Un «fascisme» post-national et séparatiste
«Pour une fois, cette personne qu’on désignera comme fasciste en sera vraiment une.» Si Brenton Tarrent assume l’étiquette, ainsi que le qualificatif «raciste», il s’inscrit dans une démarche post-nationale, attachée non aux Etats-nations mais aux identités ethniques et à la «civilisation européenne».
Tout au long du texte, c’est d’ailleurs comme «Européen», terme synonyme pour lui de «blanc», que s’identifie le terroriste, citoyen australien passé à l’action en Nouvelle-Zélande. «L’Australie, comme le reste des colonies européennes, n’est qu’une branche de l’Europe, justifie-t-il. Un doigt sur la main du corps européen.» Expression d’un néofascisme «mondialisé», selon le mot de l’historien Nicolas Lebourg, où un affrontement ethnique global se substitue au choc des nations. L’homme professe en outre un racisme «séparatiste», visant moins à établir la domination d’une ethnie sur l’autre que de mettre fin à toute cohabitation entre elles.
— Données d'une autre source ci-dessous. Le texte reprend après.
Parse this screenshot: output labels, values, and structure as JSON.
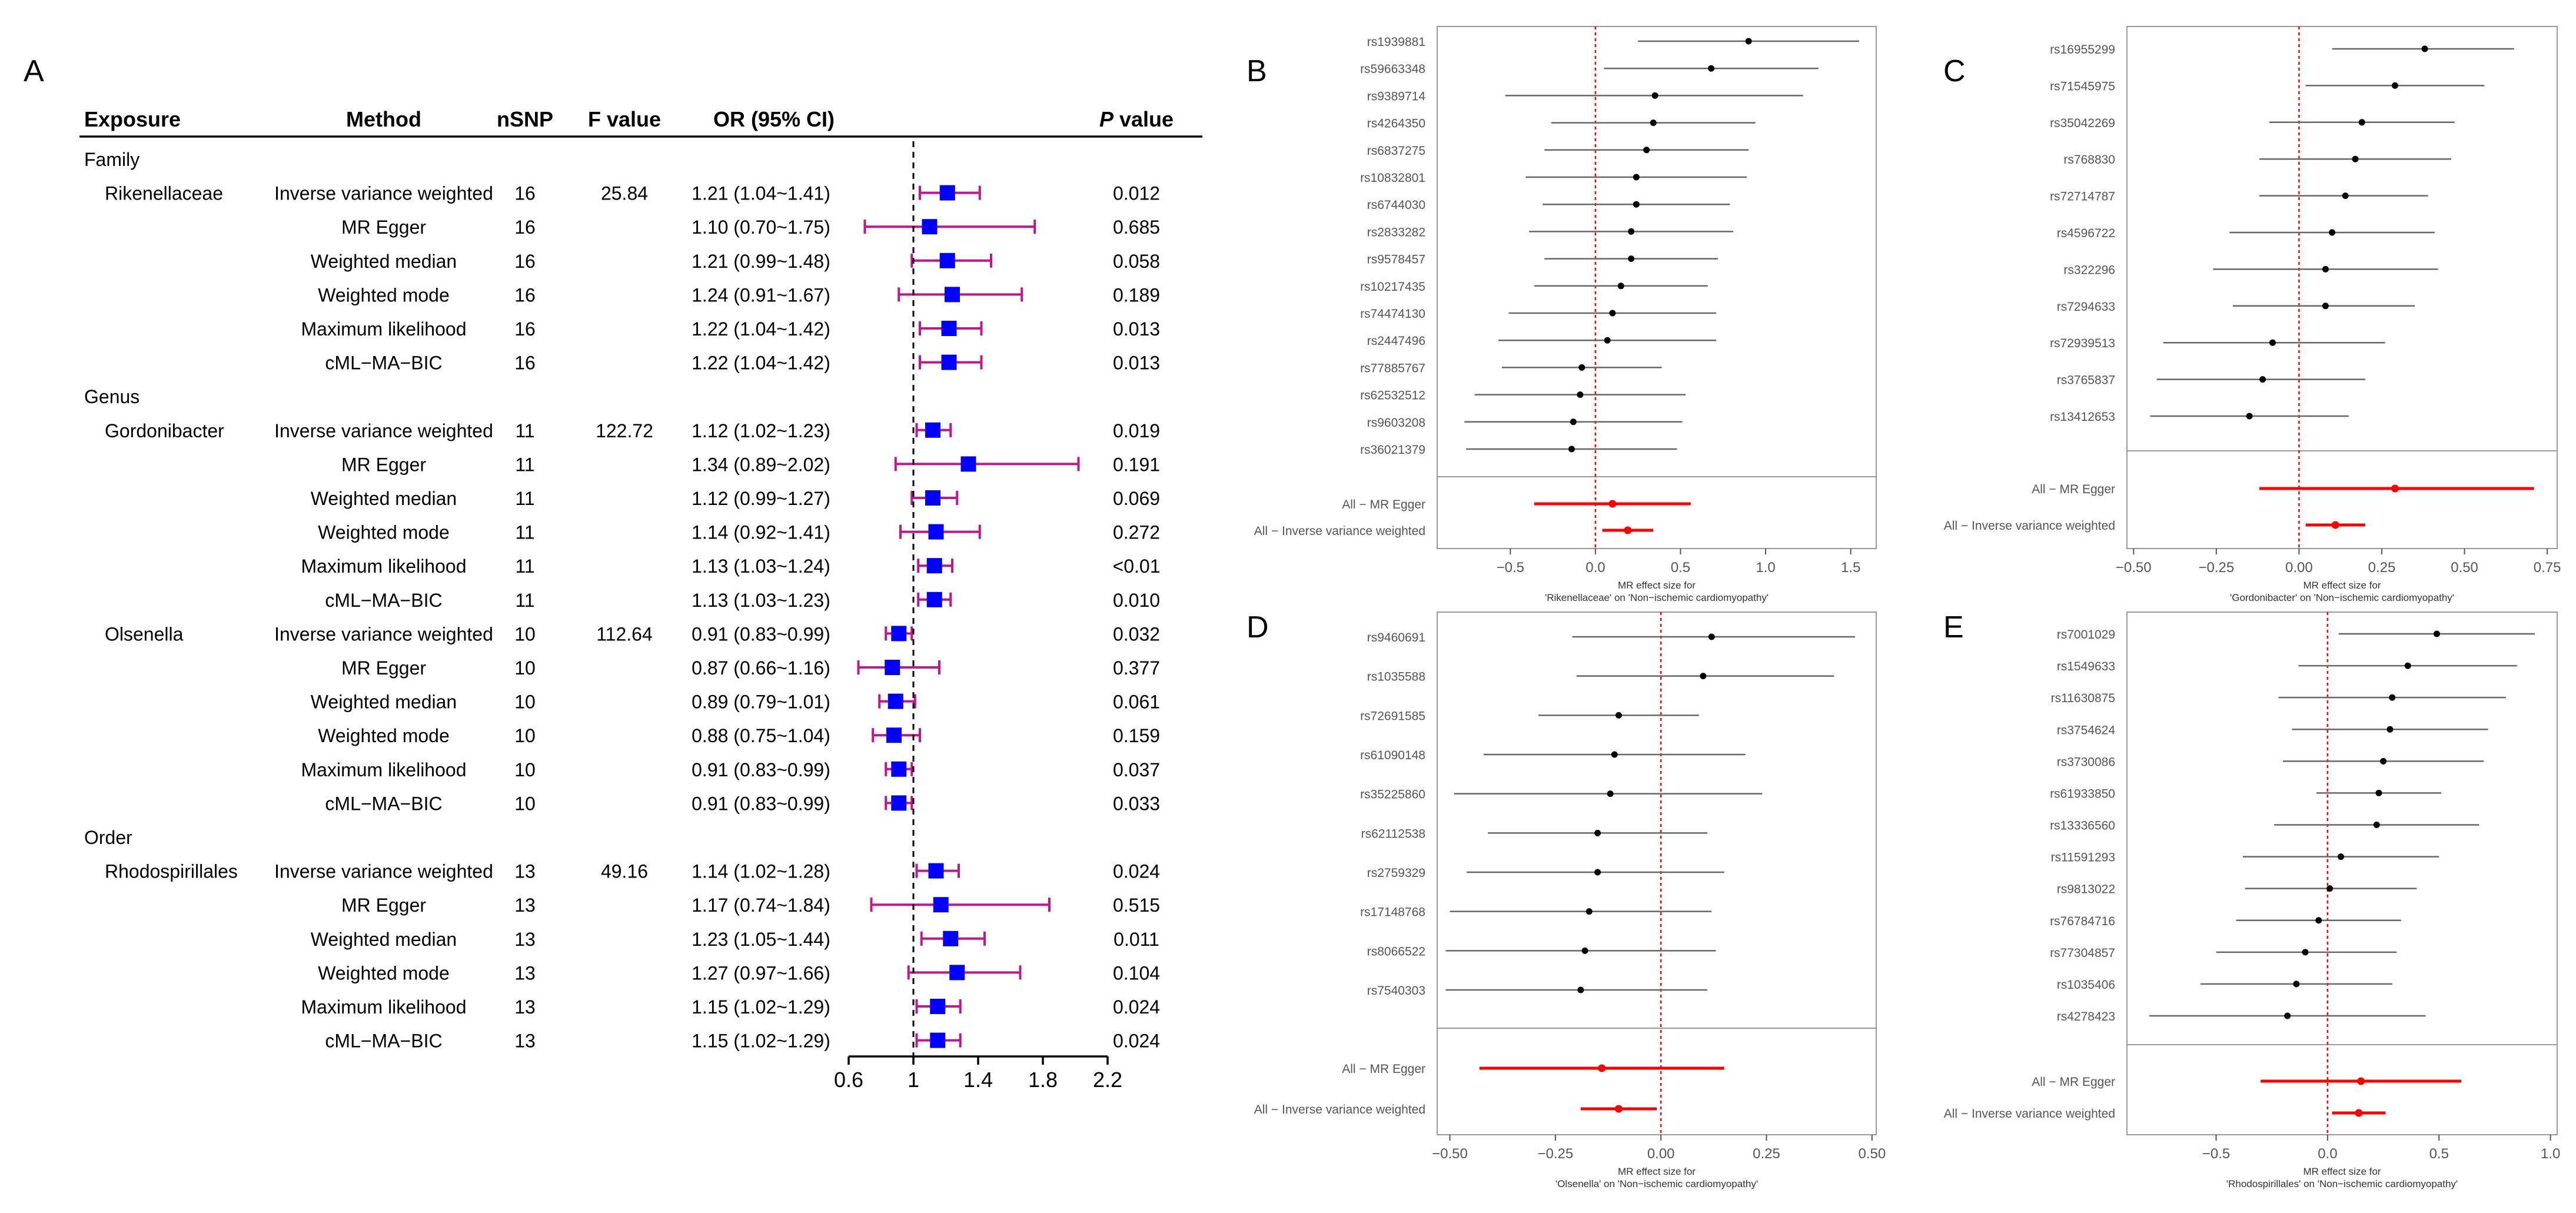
{
  "panel_a": {
    "label": "A",
    "headers": {
      "exposure": "Exposure",
      "method": "Method",
      "nsnp": "nSNP",
      "fvalue": "F value",
      "or": "OR (95% CI)",
      "p_italic": "P",
      "p_rest": " value"
    },
    "axis_ticks": [
      "0.6",
      "1",
      "1.4",
      "1.8",
      "2.2"
    ],
    "rows": [
      {
        "kind": "section",
        "text": "Family"
      },
      {
        "kind": "data",
        "exposure": "Rikenellaceae",
        "method": "Inverse variance weighted",
        "nsnp": "16",
        "fvalue": "25.84",
        "or_text": "1.21 (1.04~1.41)",
        "p": "0.012"
      },
      {
        "kind": "data",
        "exposure": "",
        "method": "MR Egger",
        "nsnp": "16",
        "fvalue": "",
        "or_text": "1.10 (0.70~1.75)",
        "p": "0.685"
      },
      {
        "kind": "data",
        "exposure": "",
        "method": "Weighted median",
        "nsnp": "16",
        "fvalue": "",
        "or_text": "1.21 (0.99~1.48)",
        "p": "0.058"
      },
      {
        "kind": "data",
        "exposure": "",
        "method": "Weighted mode",
        "nsnp": "16",
        "fvalue": "",
        "or_text": "1.24 (0.91~1.67)",
        "p": "0.189"
      },
      {
        "kind": "data",
        "exposure": "",
        "method": "Maximum likelihood",
        "nsnp": "16",
        "fvalue": "",
        "or_text": "1.22 (1.04~1.42)",
        "p": "0.013"
      },
      {
        "kind": "data",
        "exposure": "",
        "method": "cML−MA−BIC",
        "nsnp": "16",
        "fvalue": "",
        "or_text": "1.22 (1.04~1.42)",
        "p": "0.013"
      },
      {
        "kind": "section",
        "text": "Genus"
      },
      {
        "kind": "data",
        "exposure": "Gordonibacter",
        "method": "Inverse variance weighted",
        "nsnp": "11",
        "fvalue": "122.72",
        "or_text": "1.12 (1.02~1.23)",
        "p": "0.019"
      },
      {
        "kind": "data",
        "exposure": "",
        "method": "MR Egger",
        "nsnp": "11",
        "fvalue": "",
        "or_text": "1.34 (0.89~2.02)",
        "p": "0.191"
      },
      {
        "kind": "data",
        "exposure": "",
        "method": "Weighted median",
        "nsnp": "11",
        "fvalue": "",
        "or_text": "1.12 (0.99~1.27)",
        "p": "0.069"
      },
      {
        "kind": "data",
        "exposure": "",
        "method": "Weighted mode",
        "nsnp": "11",
        "fvalue": "",
        "or_text": "1.14 (0.92~1.41)",
        "p": "0.272"
      },
      {
        "kind": "data",
        "exposure": "",
        "method": "Maximum likelihood",
        "nsnp": "11",
        "fvalue": "",
        "or_text": "1.13 (1.03~1.24)",
        "p": "<0.01"
      },
      {
        "kind": "data",
        "exposure": "",
        "method": "cML−MA−BIC",
        "nsnp": "11",
        "fvalue": "",
        "or_text": "1.13 (1.03~1.23)",
        "p": "0.010"
      },
      {
        "kind": "data",
        "exposure": "Olsenella",
        "method": "Inverse variance weighted",
        "nsnp": "10",
        "fvalue": "112.64",
        "or_text": "0.91 (0.83~0.99)",
        "p": "0.032"
      },
      {
        "kind": "data",
        "exposure": "",
        "method": "MR Egger",
        "nsnp": "10",
        "fvalue": "",
        "or_text": "0.87 (0.66~1.16)",
        "p": "0.377"
      },
      {
        "kind": "data",
        "exposure": "",
        "method": "Weighted median",
        "nsnp": "10",
        "fvalue": "",
        "or_text": "0.89 (0.79~1.01)",
        "p": "0.061"
      },
      {
        "kind": "data",
        "exposure": "",
        "method": "Weighted mode",
        "nsnp": "10",
        "fvalue": "",
        "or_text": "0.88 (0.75~1.04)",
        "p": "0.159"
      },
      {
        "kind": "data",
        "exposure": "",
        "method": "Maximum likelihood",
        "nsnp": "10",
        "fvalue": "",
        "or_text": "0.91 (0.83~0.99)",
        "p": "0.037"
      },
      {
        "kind": "data",
        "exposure": "",
        "method": "cML−MA−BIC",
        "nsnp": "10",
        "fvalue": "",
        "or_text": "0.91 (0.83~0.99)",
        "p": "0.033"
      },
      {
        "kind": "section",
        "text": "Order"
      },
      {
        "kind": "data",
        "exposure": "Rhodospirillales",
        "method": "Inverse variance weighted",
        "nsnp": "13",
        "fvalue": "49.16",
        "or_text": "1.14 (1.02~1.28)",
        "p": "0.024"
      },
      {
        "kind": "data",
        "exposure": "",
        "method": "MR Egger",
        "nsnp": "13",
        "fvalue": "",
        "or_text": "1.17 (0.74~1.84)",
        "p": "0.515"
      },
      {
        "kind": "data",
        "exposure": "",
        "method": "Weighted median",
        "nsnp": "13",
        "fvalue": "",
        "or_text": "1.23 (1.05~1.44)",
        "p": "0.011"
      },
      {
        "kind": "data",
        "exposure": "",
        "method": "Weighted mode",
        "nsnp": "13",
        "fvalue": "",
        "or_text": "1.27 (0.97~1.66)",
        "p": "0.104"
      },
      {
        "kind": "data",
        "exposure": "",
        "method": "Maximum likelihood",
        "nsnp": "13",
        "fvalue": "",
        "or_text": "1.15 (1.02~1.29)",
        "p": "0.024"
      },
      {
        "kind": "data",
        "exposure": "",
        "method": "cML−MA−BIC",
        "nsnp": "13",
        "fvalue": "",
        "or_text": "1.15 (1.02~1.29)",
        "p": "0.024"
      }
    ]
  },
  "colors": {
    "square": "#0000ff",
    "whisker": "#c2148e",
    "line": "#000000",
    "snp_ci": "#666666",
    "snp_point": "#000000",
    "summary": "#ff0000",
    "refline": "#ff0000",
    "frame": "#999999",
    "label": "#555555"
  },
  "chart_data": [
    {
      "panel": "A",
      "type": "forest",
      "xlim": [
        0.6,
        2.2
      ],
      "ref_value": 1,
      "ticks": [
        0.6,
        1,
        1.4,
        1.8,
        2.2
      ],
      "series": [
        {
          "name": "Rikenellaceae",
          "group": "Family",
          "or": [
            1.21,
            1.1,
            1.21,
            1.24,
            1.22,
            1.22
          ],
          "lo": [
            1.04,
            0.7,
            0.99,
            0.91,
            1.04,
            1.04
          ],
          "hi": [
            1.41,
            1.75,
            1.48,
            1.67,
            1.42,
            1.42
          ]
        },
        {
          "name": "Gordonibacter",
          "group": "Genus",
          "or": [
            1.12,
            1.34,
            1.12,
            1.14,
            1.13,
            1.13
          ],
          "lo": [
            1.02,
            0.89,
            0.99,
            0.92,
            1.03,
            1.03
          ],
          "hi": [
            1.23,
            2.02,
            1.27,
            1.41,
            1.24,
            1.23
          ]
        },
        {
          "name": "Olsenella",
          "group": "Genus",
          "or": [
            0.91,
            0.87,
            0.89,
            0.88,
            0.91,
            0.91
          ],
          "lo": [
            0.83,
            0.66,
            0.79,
            0.75,
            0.83,
            0.83
          ],
          "hi": [
            0.99,
            1.16,
            1.01,
            1.04,
            0.99,
            0.99
          ]
        },
        {
          "name": "Rhodospirillales",
          "group": "Order",
          "or": [
            1.14,
            1.17,
            1.23,
            1.27,
            1.15,
            1.15
          ],
          "lo": [
            1.02,
            0.74,
            1.05,
            0.97,
            1.02,
            1.02
          ],
          "hi": [
            1.28,
            1.84,
            1.44,
            1.66,
            1.29,
            1.29
          ]
        }
      ],
      "categories": [
        "Inverse variance weighted",
        "MR Egger",
        "Weighted median",
        "Weighted mode",
        "Maximum likelihood",
        "cML−MA−BIC"
      ]
    },
    {
      "panel": "B",
      "type": "forest",
      "title": "MR effect size for",
      "xlabel": "'Rikenellaceae' on 'Non−ischemic cardiomyopathy'",
      "xlim": [
        -0.93,
        1.65
      ],
      "ticks": [
        -0.5,
        0.0,
        0.5,
        1.0,
        1.5
      ],
      "tick_labels": [
        "−0.5",
        "0.0",
        "0.5",
        "1.0",
        "1.5"
      ],
      "snps": [
        {
          "name": "rs1939881",
          "b": 0.9,
          "lo": 0.25,
          "hi": 1.55
        },
        {
          "name": "rs59663348",
          "b": 0.68,
          "lo": 0.05,
          "hi": 1.31
        },
        {
          "name": "rs9389714",
          "b": 0.35,
          "lo": -0.53,
          "hi": 1.22
        },
        {
          "name": "rs4264350",
          "b": 0.34,
          "lo": -0.26,
          "hi": 0.94
        },
        {
          "name": "rs6837275",
          "b": 0.3,
          "lo": -0.3,
          "hi": 0.9
        },
        {
          "name": "rs10832801",
          "b": 0.24,
          "lo": -0.41,
          "hi": 0.89
        },
        {
          "name": "rs6744030",
          "b": 0.24,
          "lo": -0.31,
          "hi": 0.79
        },
        {
          "name": "rs2833282",
          "b": 0.21,
          "lo": -0.39,
          "hi": 0.81
        },
        {
          "name": "rs9578457",
          "b": 0.21,
          "lo": -0.3,
          "hi": 0.72
        },
        {
          "name": "rs10217435",
          "b": 0.15,
          "lo": -0.36,
          "hi": 0.66
        },
        {
          "name": "rs74474130",
          "b": 0.1,
          "lo": -0.51,
          "hi": 0.71
        },
        {
          "name": "rs2447496",
          "b": 0.07,
          "lo": -0.57,
          "hi": 0.71
        },
        {
          "name": "rs77885767",
          "b": -0.08,
          "lo": -0.55,
          "hi": 0.39
        },
        {
          "name": "rs62532512",
          "b": -0.09,
          "lo": -0.71,
          "hi": 0.53
        },
        {
          "name": "rs9603208",
          "b": -0.13,
          "lo": -0.77,
          "hi": 0.51
        },
        {
          "name": "rs36021379",
          "b": -0.14,
          "lo": -0.76,
          "hi": 0.48
        }
      ],
      "summary": [
        {
          "name": "All − MR Egger",
          "b": 0.1,
          "lo": -0.36,
          "hi": 0.56
        },
        {
          "name": "All − Inverse variance weighted",
          "b": 0.19,
          "lo": 0.04,
          "hi": 0.34
        }
      ]
    },
    {
      "panel": "C",
      "type": "forest",
      "title": "MR effect size for",
      "xlabel": "'Gordonibacter' on 'Non−ischemic cardiomyopathy'",
      "xlim": [
        -0.52,
        0.78
      ],
      "ticks": [
        -0.5,
        -0.25,
        0.0,
        0.25,
        0.5,
        0.75
      ],
      "tick_labels": [
        "−0.50",
        "−0.25",
        "0.00",
        "0.25",
        "0.50",
        "0.75"
      ],
      "snps": [
        {
          "name": "rs16955299",
          "b": 0.38,
          "lo": 0.1,
          "hi": 0.65
        },
        {
          "name": "rs71545975",
          "b": 0.29,
          "lo": 0.02,
          "hi": 0.56
        },
        {
          "name": "rs35042269",
          "b": 0.19,
          "lo": -0.09,
          "hi": 0.47
        },
        {
          "name": "rs768830",
          "b": 0.17,
          "lo": -0.12,
          "hi": 0.46
        },
        {
          "name": "rs72714787",
          "b": 0.14,
          "lo": -0.12,
          "hi": 0.39
        },
        {
          "name": "rs4596722",
          "b": 0.1,
          "lo": -0.21,
          "hi": 0.41
        },
        {
          "name": "rs322296",
          "b": 0.08,
          "lo": -0.26,
          "hi": 0.42
        },
        {
          "name": "rs7294633",
          "b": 0.08,
          "lo": -0.2,
          "hi": 0.35
        },
        {
          "name": "rs72939513",
          "b": -0.08,
          "lo": -0.41,
          "hi": 0.26
        },
        {
          "name": "rs3765837",
          "b": -0.11,
          "lo": -0.43,
          "hi": 0.2
        },
        {
          "name": "rs13412653",
          "b": -0.15,
          "lo": -0.45,
          "hi": 0.15
        }
      ],
      "summary": [
        {
          "name": "All − MR Egger",
          "b": 0.29,
          "lo": -0.12,
          "hi": 0.71
        },
        {
          "name": "All − Inverse variance weighted",
          "b": 0.11,
          "lo": 0.02,
          "hi": 0.2
        }
      ]
    },
    {
      "panel": "D",
      "type": "forest",
      "title": "MR effect size for",
      "xlabel": "'Olsenella' on 'Non−ischemic cardiomyopathy'",
      "xlim": [
        -0.53,
        0.51
      ],
      "ticks": [
        -0.5,
        -0.25,
        0.0,
        0.25,
        0.5
      ],
      "tick_labels": [
        "−0.50",
        "−0.25",
        "0.00",
        "0.25",
        "0.50"
      ],
      "snps": [
        {
          "name": "rs9460691",
          "b": 0.12,
          "lo": -0.21,
          "hi": 0.46
        },
        {
          "name": "rs1035588",
          "b": 0.1,
          "lo": -0.2,
          "hi": 0.41
        },
        {
          "name": "rs72691585",
          "b": -0.1,
          "lo": -0.29,
          "hi": 0.09
        },
        {
          "name": "rs61090148",
          "b": -0.11,
          "lo": -0.42,
          "hi": 0.2
        },
        {
          "name": "rs35225860",
          "b": -0.12,
          "lo": -0.49,
          "hi": 0.24
        },
        {
          "name": "rs62112538",
          "b": -0.15,
          "lo": -0.41,
          "hi": 0.11
        },
        {
          "name": "rs2759329",
          "b": -0.15,
          "lo": -0.46,
          "hi": 0.15
        },
        {
          "name": "rs17148768",
          "b": -0.17,
          "lo": -0.5,
          "hi": 0.12
        },
        {
          "name": "rs8066522",
          "b": -0.18,
          "lo": -0.51,
          "hi": 0.13
        },
        {
          "name": "rs7540303",
          "b": -0.19,
          "lo": -0.51,
          "hi": 0.11
        }
      ],
      "summary": [
        {
          "name": "All − MR Egger",
          "b": -0.14,
          "lo": -0.43,
          "hi": 0.15
        },
        {
          "name": "All − Inverse variance weighted",
          "b": -0.1,
          "lo": -0.19,
          "hi": -0.01
        }
      ]
    },
    {
      "panel": "E",
      "type": "forest",
      "title": "MR effect size for",
      "xlabel": "'Rhodospirillales' on 'Non−ischemic cardiomyopathy'",
      "xlim": [
        -0.9,
        1.03
      ],
      "ticks": [
        -0.5,
        0.0,
        0.5,
        1.0
      ],
      "tick_labels": [
        "−0.5",
        "0.0",
        "0.5",
        "1.0"
      ],
      "snps": [
        {
          "name": "rs7001029",
          "b": 0.49,
          "lo": 0.05,
          "hi": 0.93
        },
        {
          "name": "rs1549633",
          "b": 0.36,
          "lo": -0.13,
          "hi": 0.85
        },
        {
          "name": "rs11630875",
          "b": 0.29,
          "lo": -0.22,
          "hi": 0.8
        },
        {
          "name": "rs3754624",
          "b": 0.28,
          "lo": -0.16,
          "hi": 0.72
        },
        {
          "name": "rs3730086",
          "b": 0.25,
          "lo": -0.2,
          "hi": 0.7
        },
        {
          "name": "rs61933850",
          "b": 0.23,
          "lo": -0.05,
          "hi": 0.51
        },
        {
          "name": "rs13336560",
          "b": 0.22,
          "lo": -0.24,
          "hi": 0.68
        },
        {
          "name": "rs11591293",
          "b": 0.06,
          "lo": -0.38,
          "hi": 0.5
        },
        {
          "name": "rs9813022",
          "b": 0.01,
          "lo": -0.37,
          "hi": 0.4
        },
        {
          "name": "rs76784716",
          "b": -0.04,
          "lo": -0.41,
          "hi": 0.33
        },
        {
          "name": "rs77304857",
          "b": -0.1,
          "lo": -0.5,
          "hi": 0.31
        },
        {
          "name": "rs1035406",
          "b": -0.14,
          "lo": -0.57,
          "hi": 0.29
        },
        {
          "name": "rs4278423",
          "b": -0.18,
          "lo": -0.8,
          "hi": 0.44
        }
      ],
      "summary": [
        {
          "name": "All − MR Egger",
          "b": 0.15,
          "lo": -0.3,
          "hi": 0.6
        },
        {
          "name": "All − Inverse variance weighted",
          "b": 0.14,
          "lo": 0.02,
          "hi": 0.26
        }
      ]
    }
  ]
}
A plusieurs reprises, l’Australien exprime également des préoccupations environnementales, allant jusqu’à se définir comme «écofasciste» - signe supplémentaire, pour Lebourg, d’une extrême droite «post-moderne»,«bricolant» son logiciel par l’emprunt à d’autres traditions politiques. A ces références, le manifeste prend soin de mêler plusieurs éléments d’une «culture populaire» d’extrême droite, produits d’appel pour les suprémacistes du monde entier. Sur la première et la dernière page du document apparaît ainsi l’image stylisée d’un soleil noir. Ponctuellement utilisé sous le IIIe Reich, ce symbole ésotérique est populaire dans la mouvance néonazie. Tout comme la phrase «Nous devons assurer l’existence de notre peuple et un futur pour les enfants blancs», citée à plusieurs reprises. Ce credo du suprémaciste blanc américain David Lane est si connu que la mouvance le résume par l’expression «les quatorze mots», et a fait du chiffre 14 l’un de ses codes récurrents. Le terroriste recommande enfin l’usage de mèmes, ces images frappantes ou humoristiques diffusées en masse sur les réseaux sociaux : «Créez des mèmes, postez des mèmes, partagez des mèmes. Les mèmes ont plus fait pour le mouvement ethnonationaliste que n’importe quel manifeste.»